I tried to include comments with more information and my reasoning throughout the file.

Capistrano setup

To run capistrano for this project you need Capfile, config/deploy.rb, at least config/deploy/vagrant.rb, lib/capistrano/tasks/puppet_install.rake, and lib/capistrano/tasks/cold_start.rake.

Capfile specifies what all capistrano modules you're using and where your capistrano tasks are located.

config/deploy.rb is your where you do your global configuration for capistrano. You'll probably want to change this file unless you really only want to run versions of this demo. To get started all you really need to change are the following two lines (it looks like more because I'm long winded):

# change this line to whatever your project name is
# you also should also update puppet/manifests/init.pp
# and puppet/files/vagrant/puppet-capistrano-nginx
# because they both refer to the location set by this variable
set :application, 'puppet-capistrano-demo'
# update this with a link to your git repo or you'll just
# keep getting versions of my demo project
set :repo_url, 'git@github.com:beardo/puppet-capistrano-demo'

The files in the config/deploy/ directory set up what capistrano calls stages. In these files we define roles and give the user and address of those roles. The default (and required) roles for capistrano are: app, web, and db. Since I only need one server these are all the same for me. I also defined a separate role called puppet_prepare. This role is only used for setting up our server to use puppet. and actually running puppet on our file. This role has a different user than the others because this role needs to run before the deploy user exists and this role needs to have sudo which deploy does not need. The no_release: true makes sure that this role is ignored in normal cap stage deploy commands because it isn't needed there and so it can use different authentication methods than the deploy user.

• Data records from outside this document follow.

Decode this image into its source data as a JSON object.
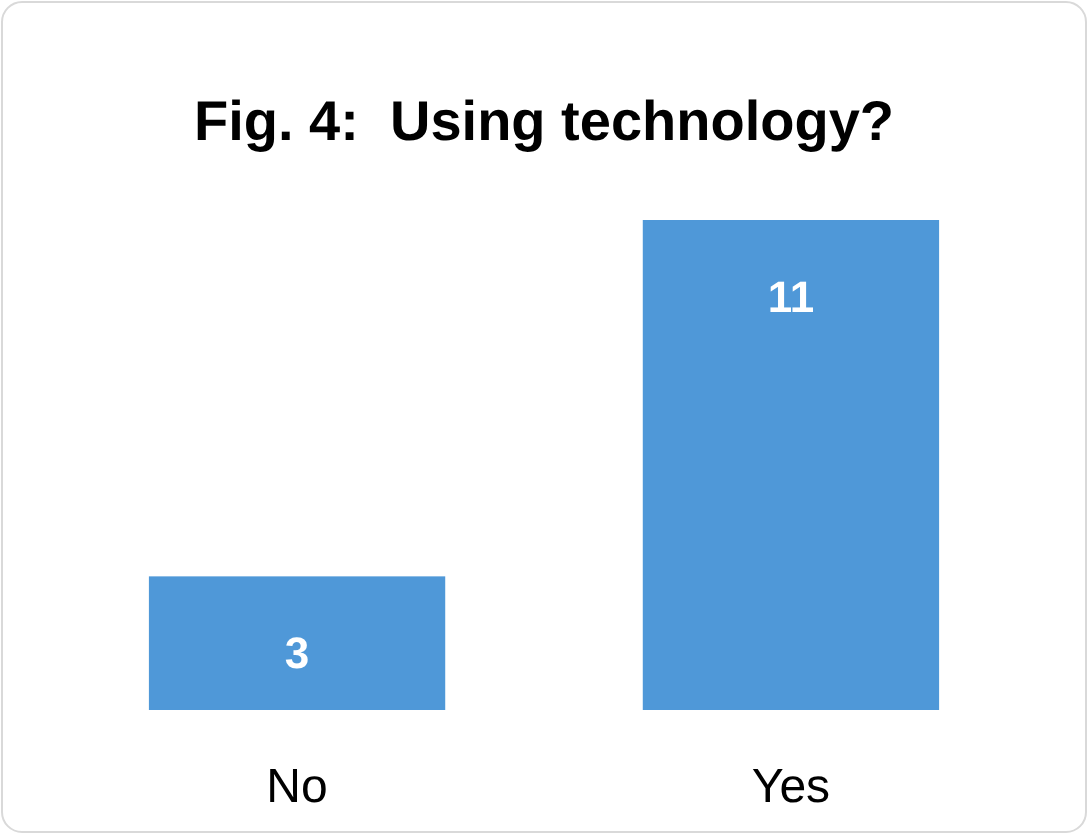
{
  "chart_data": {
    "type": "bar",
    "title": "Fig. 4:  Using technology?",
    "categories": [
      "No",
      "Yes"
    ],
    "values": [
      3,
      11
    ],
    "color": "#4f98d8",
    "data_labels": true
  }
}
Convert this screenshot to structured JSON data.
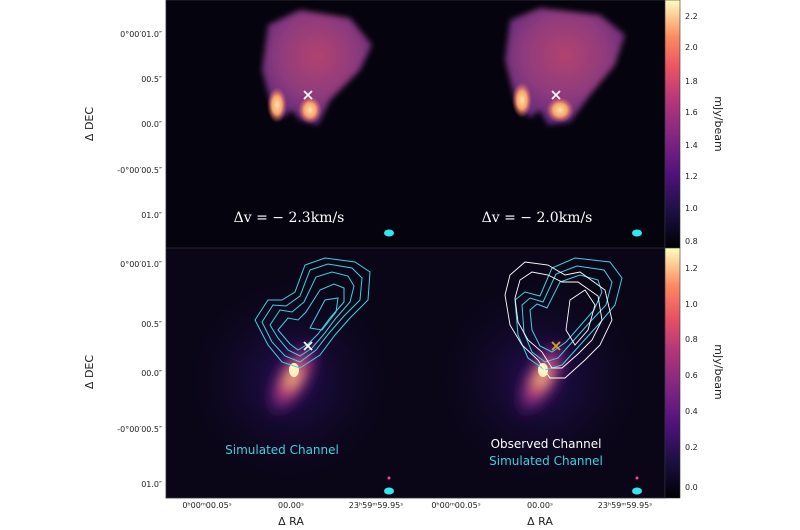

The files lib/capistrano/tasks/puppet_install.rake and lib/capistrano/tasks/cold_start.rake define three capistrano tasks:

  • puppet:prepare (e.g. cap vagrant puppet:prepare) This task sets things up so you can run puppet on your stage. It does an apt-get update, installs ruby, puppet, and the librarian-puppet gem.
  • puppet:install (e.g. cap vagrant puppet:install) This command actually runs puppet on your stage. It uploads everything you need to run puppet and then runs puppet. Afterwards your server is how you defined it to be.
  • cold_start (e.g. cap vagrant cold_start) This task is basically just a wrapper task. It runs puppet:prepare then puppet:install and finally deploy. Using this one command you can go from a fresh install of ubuntu 14.04 to having everything installed and set up for your app in one command.

If you change things in your puppet manifest or files you need uploaded you can run cap stage puppet:install and puppet will update your stage.

If only update your app code and want to deploy those changes without running puppet again you can run cap stage deploy and capistrano will only update your application.